A: Being socially connected is important and makes a huge difference on brain health. Volunteer, play cards with friends, learn a new language or sign up for an art course. When you’re socially connected, your brain has better neural plasticity and is able to cope better with change. Social connections also prevent isolation and loneliness, which are also detrimental to brain health.
Q: Osteoporosis. Can you talk about the risk of bone fractures for women 50+?
A: A fracture is the number one event for women over the age of 50. The bulk of fractures after age 40 are called ‘fragility fractures’. The number one predictor of experiencing another fracture is having had a fracture in the first place. Women have to pay attention to even minor fractures because they affect bone quality, even if their bone density is adequate.

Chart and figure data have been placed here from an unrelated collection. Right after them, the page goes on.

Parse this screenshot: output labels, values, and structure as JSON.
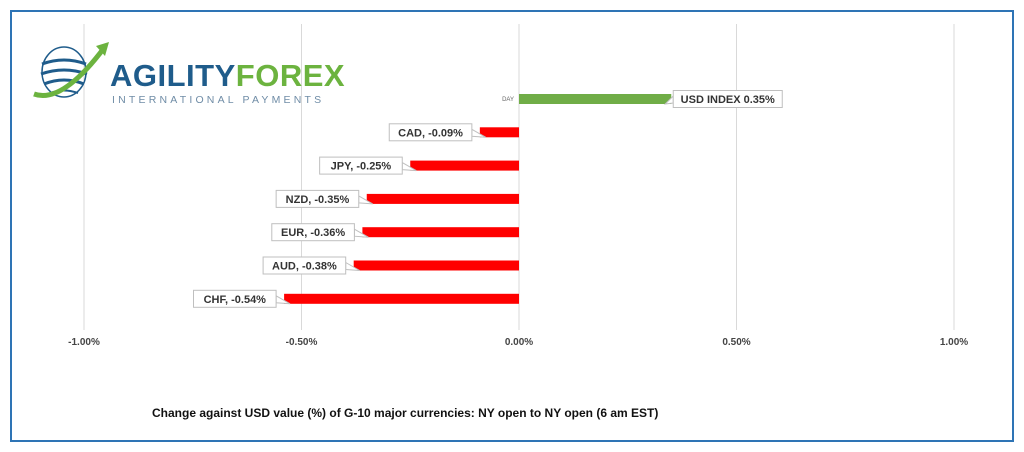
{
  "logo": {
    "brand_part1": "AGILITY",
    "brand_part2": "FOREX",
    "tagline": "INTERNATIONAL PAYMENTS",
    "colors": {
      "blue": "#1f5c8b",
      "green": "#6cb33f"
    }
  },
  "caption": "Change against  USD value (%)  of  G-10 major currencies:  NY open to NY open  (6 am EST)",
  "chart_data": {
    "type": "bar",
    "orientation": "horizontal",
    "categories": [
      "DAY",
      "",
      "",
      "",
      "",
      "",
      ""
    ],
    "values": [
      0.35,
      -0.09,
      -0.25,
      -0.35,
      -0.36,
      -0.38,
      -0.54
    ],
    "data_labels": [
      "USD INDEX 0.35%",
      "CAD, -0.09%",
      "JPY, -0.25%",
      "NZD, -0.35%",
      "EUR, -0.36%",
      "AUD, -0.38%",
      "CHF, -0.54%"
    ],
    "colors": [
      "#70ad47",
      "#ff0000",
      "#ff0000",
      "#ff0000",
      "#ff0000",
      "#ff0000",
      "#ff0000"
    ],
    "xlim": [
      -1.0,
      1.0
    ],
    "xticks": [
      -1.0,
      -0.5,
      0.0,
      0.5,
      1.0
    ],
    "xtick_labels": [
      "-1.00%",
      "-0.50%",
      "0.00%",
      "0.50%",
      "1.00%"
    ],
    "grid": "vertical"
  }
}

Women often think that their bone density is good enough. But we should also be looking at fracture risk. Bone density testing only evaluates how dense your bones are, and not the quality of the bone. Currently, we’re only testing for bone density. Tests of bone quality are still at the research level, but if you’ve experienced a fracture it tells us that your bone is more brittle, that it’s not as dense or doesn’t have the same quality it did before. To reduce the risk of fracture and osteoporosis, talk to your doctor about how much vitamin D you’re getting, whether you’re getting enough calcium in your diet and if you’re exercising enough.
There are lots of areas that are modifiable, where good choices have an impact, so we can stay strong, healthy and independent as we age.